Kansen. Mocht echter een aanzienlijke meerderheid van derde landen, zoals China, India en de VS, overgaan tot soortgelijke klimaatbeschermingsmaatregelen, dan zou Europa wellicht zelfs zijn eigen milieuvriendelijke energietechnologie kunnen exporteren, zodat deze niet alleen ten goede komt aan de Europese economie, maar ook de wereldwijde energieconsumptie en CO2-uitstoot omlaag helpt brengen. Bovendien leert de geschiedenis ons dat na crisisachtige perioden vaak tijden volgen waarin de bereidheid tot innoveren groot is en technologieën ontwikkeld en toegepast worden die op de langere termijn tot economische groei leiden (zij het tot dusverre ook tot meer energieverbruik!). Daarom moet bij alle EU-maatregelen de nadruk liggen op de innovatieve ontwikkeling en efficiënte toepassing van energiezuinige, klimaatneutrale en concurrerende energietechnologie, terwijl er verder naar adequate mondiale overeenkomsten met derde landen gestreefd moet worden. Het resultaat van de Bali-conferentie laat zien dat er hierover op zijn minst verder onderhandeld wordt (zie par. 2.11).

2.10

Problemen. Als een en ander niets oplevert, ontstaan er ernstige problemen. Ten eerste zullen industriesectoren waarin de productiekosten in hoge mate afhangen van de energie- en CO2-kosten dan niet meer opgewassen zijn tegen de internationale concurrentie, de productie in Europa stopzetten, hun werknemers ontslaan en verhuizen naar landen met lagere energie- en CO2-kosten. In bepaalde takken van de industrie, zoals de aluminium- en de cementindustrie (12), is dit proces inmiddels al gaande. Dankzij een „impact assessment” weet de Commissie weliswaar heel goed welke problemen er precies spelen (13), maar om schade aan de economie te voorkomen zou er volgens heet Comité nu ook zo snel mogelijk naar een oplossing gezocht moeten worden.
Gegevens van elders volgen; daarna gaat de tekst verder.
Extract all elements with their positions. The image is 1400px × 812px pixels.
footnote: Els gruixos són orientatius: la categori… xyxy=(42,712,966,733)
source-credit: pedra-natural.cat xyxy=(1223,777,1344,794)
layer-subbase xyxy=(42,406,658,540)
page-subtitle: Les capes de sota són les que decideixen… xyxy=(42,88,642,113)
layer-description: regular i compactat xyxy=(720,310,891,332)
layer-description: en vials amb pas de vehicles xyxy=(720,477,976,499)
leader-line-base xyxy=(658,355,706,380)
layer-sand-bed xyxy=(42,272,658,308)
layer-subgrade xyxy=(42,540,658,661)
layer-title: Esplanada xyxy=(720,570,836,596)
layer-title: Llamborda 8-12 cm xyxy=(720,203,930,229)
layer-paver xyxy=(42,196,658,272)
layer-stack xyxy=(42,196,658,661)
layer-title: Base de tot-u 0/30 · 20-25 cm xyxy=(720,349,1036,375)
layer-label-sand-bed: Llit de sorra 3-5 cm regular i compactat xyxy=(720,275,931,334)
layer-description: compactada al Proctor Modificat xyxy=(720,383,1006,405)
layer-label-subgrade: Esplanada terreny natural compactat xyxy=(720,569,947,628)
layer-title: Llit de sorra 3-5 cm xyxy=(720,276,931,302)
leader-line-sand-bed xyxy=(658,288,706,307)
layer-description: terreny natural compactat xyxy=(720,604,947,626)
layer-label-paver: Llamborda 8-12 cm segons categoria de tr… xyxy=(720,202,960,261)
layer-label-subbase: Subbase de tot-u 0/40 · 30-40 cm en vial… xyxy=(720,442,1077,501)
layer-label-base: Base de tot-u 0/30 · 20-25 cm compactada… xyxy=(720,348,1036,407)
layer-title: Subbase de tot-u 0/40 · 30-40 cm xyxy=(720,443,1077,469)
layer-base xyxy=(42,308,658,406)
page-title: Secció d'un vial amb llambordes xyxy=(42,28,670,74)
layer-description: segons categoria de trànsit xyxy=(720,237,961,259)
Naast het wegtrekken van industrieën is het ernstigste evenwel dat de internationale geldstromen niet meer voor investeringen in nieuwe Europese fabrieken gebruikt zullen worden, maar zullen worden omgeleid naar regio's met lagere energie- en CO2-kosten.

2.10.1

Verhuizing en leakage . Na het wegtrekken van industriebedrijven wordt er in de EU weliswaar minder CO2 uitgestoten, maar mondiaal gezien zullen de CO2-emissies wel op precies hetzelfde peil blijven of zelfs toenemen. Als de weggetrokken bedrijven namelijk goedkopere technologieën toepassen dan die welke hier nu al gebruikt worden of op den duur te verwachten zijn, komen er in de regel zelfs meer broeikasgassen vrij (met uitzondering van waterkracht in bijvoorbeeld Noorwegen). Daarbovenop komen dan nog eens de CO2-emissies van het vervoer.

2.10.2

Economische energie-intensiteit. De Europese industrie zou zo belangrijke industrieën en arbeidsplaatsen kwijtraken zonder dat de klimaatbescherming erop vooruitgaat. Tegelijkertijd zou de EU in de concurrentie met betrekking tot de economische energie-efficiëntie, ofwel de zogenaamde energie-intensiteit (energieverbruik/BBP), door het wegtrekken van de energie-intensieve industrie een tijdelijk (14) (schijn)succes boeken.

2.10.3

Dienstensector. Zelfs de dienstensector, die in belangrijke mate bijdraagt aan Europa's economische kracht, kan op de lange duur alleen maar gedijen als het concurrentievermogen van de Europese industrie op peil is en is wat dat betreft eveneens de dupe van — naar internationale maatstaven — te hoge energiekosten.

2.11

Mondiale overeenkomsten. Bindende en uitgebalanceerde overeenkomsten om de uitstoot van broeikasgassen te beperken dienen dus niet alleen met het oog op de klimaatbescherming zelf — want een duidelijk effect is alleen te verwachten als ook de grote CO2-emittenten, zoals China, India en de VS, meedoen — hét doel te zijn van alle internationale inspanningen op dit gebied. Inspanningen in deze richting van de EU, de lidstaten en organisaties als G8, UNO, UNESCO, OESO, IEA (bijvoorbeeld de onlangs gehouden milieuconferentie op Bali) zijn dan ook meer dan welkom.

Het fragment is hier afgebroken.